FACT supports the use of antibiotics to treat animals, but only if this is approached with transparency and communication between the farmer and the certifier. The Antibiotic Resistance Action Center at George Washington University is developing a “certified responsible antibiotic use” label, which allows antibiotics for treatment but not for prevention.

“If you use antibiotics for the treatment, you must report this to the certifier and let him or her know. And so we actually prefer that label, but it’s harder to convey that to the consumer,” Roach says.

More information: Food labels can be difficult to understand and interpret.  That's why we've created a glossary of some common labels you'll see at the grocery store.More information: Food labels can be difficult to understand and interpret.  That's why we've created a glossary of some common labels you'll see at the grocery store.

Unlike Utesch, Mardesen of A-Frame Acres does use antibiotics to treat a pig if it gets sick, but he has a strict documentation process. He must clearly identify the animal, what type of antibiotic was administered, the result of the treatment and where the animal was marketed. He can’t sell that pork to Niman Ranch, which has a strict “no antibiotics ever” policy.

“If I get an animal that gets sick, because I don’t always routinely throw antibiotics at these animals, the antibiotics that are available work a lot better on the farm when I have to treat an animal,” he says. Mardesen.

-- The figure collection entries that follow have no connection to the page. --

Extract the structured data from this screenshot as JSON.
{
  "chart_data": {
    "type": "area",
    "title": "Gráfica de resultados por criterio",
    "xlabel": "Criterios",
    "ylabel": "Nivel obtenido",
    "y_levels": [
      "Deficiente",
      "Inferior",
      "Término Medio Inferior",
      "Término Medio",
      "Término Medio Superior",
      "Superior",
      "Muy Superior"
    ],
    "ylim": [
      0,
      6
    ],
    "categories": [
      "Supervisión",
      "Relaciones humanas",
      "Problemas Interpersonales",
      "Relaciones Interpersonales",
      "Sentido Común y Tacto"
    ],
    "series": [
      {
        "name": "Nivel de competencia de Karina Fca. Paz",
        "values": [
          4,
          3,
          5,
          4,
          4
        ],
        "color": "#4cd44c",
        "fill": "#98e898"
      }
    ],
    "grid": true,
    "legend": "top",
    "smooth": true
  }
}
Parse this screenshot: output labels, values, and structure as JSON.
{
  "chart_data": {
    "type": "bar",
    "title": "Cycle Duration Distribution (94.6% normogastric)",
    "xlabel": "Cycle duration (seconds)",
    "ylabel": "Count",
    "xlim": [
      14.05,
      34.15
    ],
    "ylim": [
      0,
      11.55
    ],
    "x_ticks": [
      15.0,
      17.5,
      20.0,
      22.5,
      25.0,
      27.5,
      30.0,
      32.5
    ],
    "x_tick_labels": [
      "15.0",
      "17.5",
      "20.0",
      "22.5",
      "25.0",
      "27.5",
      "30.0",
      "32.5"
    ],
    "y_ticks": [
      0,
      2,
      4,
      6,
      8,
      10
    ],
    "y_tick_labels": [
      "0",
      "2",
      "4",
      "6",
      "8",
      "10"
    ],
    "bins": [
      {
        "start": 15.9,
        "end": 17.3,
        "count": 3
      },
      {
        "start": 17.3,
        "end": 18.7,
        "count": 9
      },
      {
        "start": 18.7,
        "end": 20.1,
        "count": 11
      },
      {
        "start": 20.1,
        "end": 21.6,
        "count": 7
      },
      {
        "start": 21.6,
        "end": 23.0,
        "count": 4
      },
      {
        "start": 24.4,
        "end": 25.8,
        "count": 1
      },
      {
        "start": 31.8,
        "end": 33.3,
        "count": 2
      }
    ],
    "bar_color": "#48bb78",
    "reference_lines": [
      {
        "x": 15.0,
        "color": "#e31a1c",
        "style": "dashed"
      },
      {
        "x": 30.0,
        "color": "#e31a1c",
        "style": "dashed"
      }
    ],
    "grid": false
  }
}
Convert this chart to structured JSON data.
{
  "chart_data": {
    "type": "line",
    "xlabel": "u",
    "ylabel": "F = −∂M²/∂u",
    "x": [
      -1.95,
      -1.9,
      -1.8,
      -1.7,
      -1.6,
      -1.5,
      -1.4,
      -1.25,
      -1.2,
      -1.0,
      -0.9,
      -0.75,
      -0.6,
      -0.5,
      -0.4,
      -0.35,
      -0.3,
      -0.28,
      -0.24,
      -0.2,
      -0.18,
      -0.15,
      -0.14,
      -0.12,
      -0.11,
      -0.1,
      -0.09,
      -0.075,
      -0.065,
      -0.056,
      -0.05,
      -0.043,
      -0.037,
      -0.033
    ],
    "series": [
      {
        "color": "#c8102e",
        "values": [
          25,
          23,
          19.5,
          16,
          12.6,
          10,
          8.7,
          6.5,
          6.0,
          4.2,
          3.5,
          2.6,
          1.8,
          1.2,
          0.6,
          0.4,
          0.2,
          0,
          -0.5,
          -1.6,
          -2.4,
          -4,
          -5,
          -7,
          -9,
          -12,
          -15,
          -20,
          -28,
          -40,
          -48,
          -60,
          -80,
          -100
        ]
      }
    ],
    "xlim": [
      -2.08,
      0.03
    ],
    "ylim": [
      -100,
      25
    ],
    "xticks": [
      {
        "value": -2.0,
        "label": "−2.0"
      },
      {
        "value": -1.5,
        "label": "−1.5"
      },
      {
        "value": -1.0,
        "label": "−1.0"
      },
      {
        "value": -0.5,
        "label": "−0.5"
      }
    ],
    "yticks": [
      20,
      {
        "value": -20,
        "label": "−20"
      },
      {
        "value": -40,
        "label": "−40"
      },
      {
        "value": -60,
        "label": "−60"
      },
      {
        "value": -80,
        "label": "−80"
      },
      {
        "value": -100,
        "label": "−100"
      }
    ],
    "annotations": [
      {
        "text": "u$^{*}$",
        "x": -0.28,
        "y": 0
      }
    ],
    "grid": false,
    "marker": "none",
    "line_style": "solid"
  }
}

Limiting antibiotic use will likely require stricter regulations from the FDA and more transparency in labeling. The USDA is considering introducing higher standards to label meat as antibiotic-free. But both Mardesen and Utesch say it starts with changing practices that benefit the animals so that antibiotics are not needed for prevention or control. If there weren’t such a focus on yield and production in the food system, fewer animals would be crammed into tight spaces and given poor nutrition, Utesch says.

According to Utesch, as a consumer it is best to educate yourself and learn where your food comes from. Look for organic and grass-fed meat, understand the different labels and above all, build a relationship with your local farmer.

“Find a farmer and not just pick up the product that the farmer has, but have a relationship where you say, ‘What does rotational grazing mean? Or access to the outside? What does that mean to you?’ Have a conversation about how an animal is actually raised and treated,” says Nancy Utesch.